I think that's the best example of what I mean
for me anyway, the actual scene was a huge shocker and I was floored
it wasn't until I actually started thinking about it later that I realized that it was incredibly stupid
http://www.audioentropy.com/
Oh, the direction is pretty fuckin' good for individual scenes, especially some of the ones involving Shelby or the dad
But yeah, the overarching narrative is straight up nonsense, and a lot of the dialogue is kinda bad
You don't think about it when you're playing it the first time, though
Well, I did, but as a movie guy, I'm always thinking about it
PSN ID : DetectiveOlivaw | TWITTER | STEAM ID | NEVER FORGET
It's fun when you can get lost in the joy of playing a cop movie or relishing in getting into a chase scene through a crowded market, but then you remember that the scene's just there because Cage liked it when it happened in a movie once.

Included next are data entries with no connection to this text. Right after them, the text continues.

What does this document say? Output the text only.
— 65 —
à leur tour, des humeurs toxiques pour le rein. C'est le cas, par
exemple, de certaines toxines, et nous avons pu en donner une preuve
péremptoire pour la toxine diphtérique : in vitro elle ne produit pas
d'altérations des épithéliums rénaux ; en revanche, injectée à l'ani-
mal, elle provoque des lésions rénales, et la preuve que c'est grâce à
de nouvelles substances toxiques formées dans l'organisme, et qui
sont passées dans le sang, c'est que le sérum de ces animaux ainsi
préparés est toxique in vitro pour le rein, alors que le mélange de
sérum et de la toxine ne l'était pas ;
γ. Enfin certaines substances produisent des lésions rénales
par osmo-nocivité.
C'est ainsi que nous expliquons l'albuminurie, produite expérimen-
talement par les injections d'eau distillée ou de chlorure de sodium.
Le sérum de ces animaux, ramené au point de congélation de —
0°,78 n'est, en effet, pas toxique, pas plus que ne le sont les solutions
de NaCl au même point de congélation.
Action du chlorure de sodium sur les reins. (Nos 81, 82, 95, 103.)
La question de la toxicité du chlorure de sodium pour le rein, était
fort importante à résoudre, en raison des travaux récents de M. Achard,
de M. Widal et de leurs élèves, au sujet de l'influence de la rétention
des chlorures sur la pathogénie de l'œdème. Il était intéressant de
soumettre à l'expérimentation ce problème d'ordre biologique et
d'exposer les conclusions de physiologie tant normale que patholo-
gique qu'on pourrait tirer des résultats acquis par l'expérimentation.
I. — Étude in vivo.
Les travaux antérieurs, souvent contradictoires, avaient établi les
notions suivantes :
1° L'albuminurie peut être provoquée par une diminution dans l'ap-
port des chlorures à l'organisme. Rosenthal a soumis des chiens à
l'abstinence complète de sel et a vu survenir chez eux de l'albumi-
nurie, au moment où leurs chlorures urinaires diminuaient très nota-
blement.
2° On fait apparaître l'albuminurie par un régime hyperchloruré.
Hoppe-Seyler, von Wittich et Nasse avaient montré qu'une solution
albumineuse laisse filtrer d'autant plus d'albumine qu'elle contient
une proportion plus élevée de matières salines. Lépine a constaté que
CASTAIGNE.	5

Not that there's anything wrong with borrowing from other mediums, it's what games have been doing for years, and Cage has basically reached the apex. It's just that now we're gonna have to start actually getting writers involved and have things make sense in the future.
PSN ID : DetectiveOlivaw | TWITTER | STEAM ID | NEVER FORGET
but he needed a writer to give him something worth directing
http://www.audioentropy.com/
Yes. The Move patch happened about a day or two after the Move came out(or within the week). I tried them. They take some getting used to(but, I didn't go through the tutorial bit at the beginning where it would have actually taught me how to use them. I just jumped to some random scene half way through and was semi-lost). You do need the Navigation controller(or a DualShock3/SIXAXIS) as well.